# $\mathbb{R}$ under the metric $|\tan^{-1}x - \tan^{-1}y|$

I'm trying to show that the real numbers with the metric described above is an incomplete metric space. To do this, I want to come up with an example of a sequence that is Cauchy but does not have a limit in $\mathbb{R}$ under this metric. First of all, would this be enough?

• What is the simplest sequence you can think of? Apr 27, 2017 at 16:54
• Yes, it would be enough.
– user228113
Apr 27, 2017 at 16:58

Proof: Consider the sequence $x_n=n$. Let $\epsilon > 0$ and then there exists some $N \in \mathbb{N}$ such that $\forall n \geq N$ $|arctan(n)-\frac{\pi}{2}|<\frac{\epsilon}{2}$. So for all $n,m > N$ $d(x_n,x_m)=|arctan(n)-arctan(m)| \leq |arctan(n)-\frac{\pi}{2}|+|arctan(m)-\frac{\pi}{2}| < \epsilon$, i.e this sequence is Cauchy.

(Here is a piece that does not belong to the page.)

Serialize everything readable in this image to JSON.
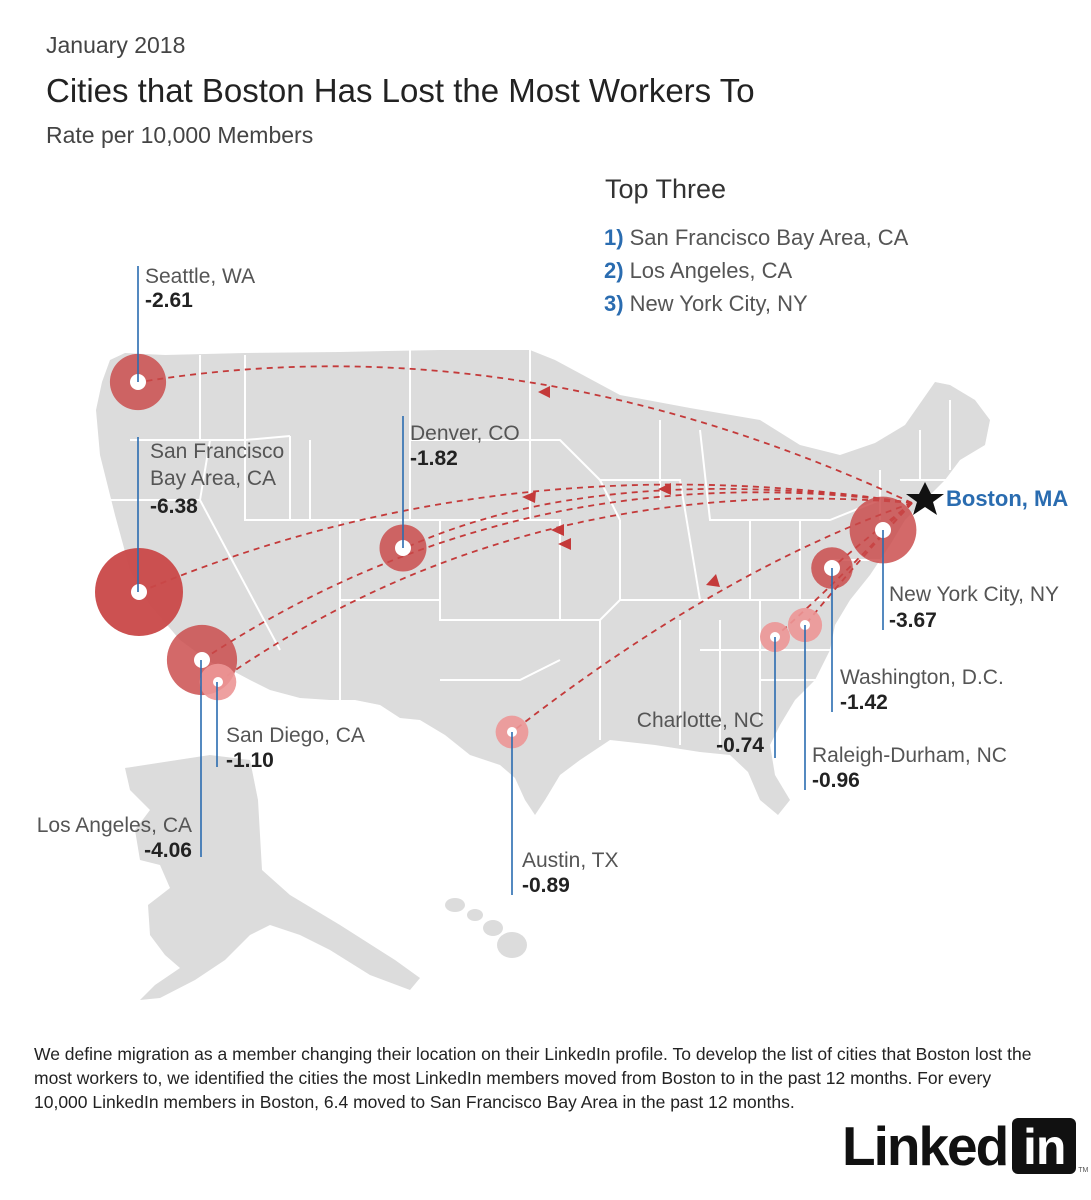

Note however that $\{x_n\}$ is not convergent, for if it was, there would exist an $x \in \mathbb{R}$ such that $d(x_n,x) \to 0$ as $n \to \infty$. However, $d(x_n,x)=|arctan(n)-arctan(x)|$, and we know as $n \to \infty$ that $arctan(n) \to \frac{\pi}{2}$. Therefore, if $d(x_n,x) \to 0$ as $n \to \infty$ $arctan(x)=\frac{\pi}{2}$. Contradiction, there does not exist an $x \in \mathbb{R}$ such this is true. In other words, we know that for any $x \in \mathbb{R}$ $arctan(x) < \frac{\pi}{2}$. Therefore, $\mathbb{R}$ with this metric is incomplete.
Hint : $$\lim_{x \to \infty} \arctan (x) =\frac\pi 2$$ So you can consider a function which tends to $\infty$ and use the fact that this limit is not real.
Recall how the arctangent function behaves: $\tan^{-1} x$ approaches a finite limit as $x\to\infty$. Therefore the distance between $0$ and $n\in\mathbb N$ approches a finite limit as $n\to\infty$. So there you have a Cauchy sequence with no limit within the space.
Hint Pulling back by the homeomorphism $\tan: (-\frac{\pi}{2}, \frac{\pi}{2}) \to \Bbb R$ shows that $(\Bbb R, d)$ is isometric to $((-\frac{\pi}{2}, \frac{\pi}{2}), \bar d)$, where $\bar d(x, y) = ||x - y||$ is the restriction of the standard metric on $\Bbb R$. If you can find a sequence $(x_n)$ in the latter that is not Cauchy, then $(\tan x_n)$ is not Cauchy in the latter.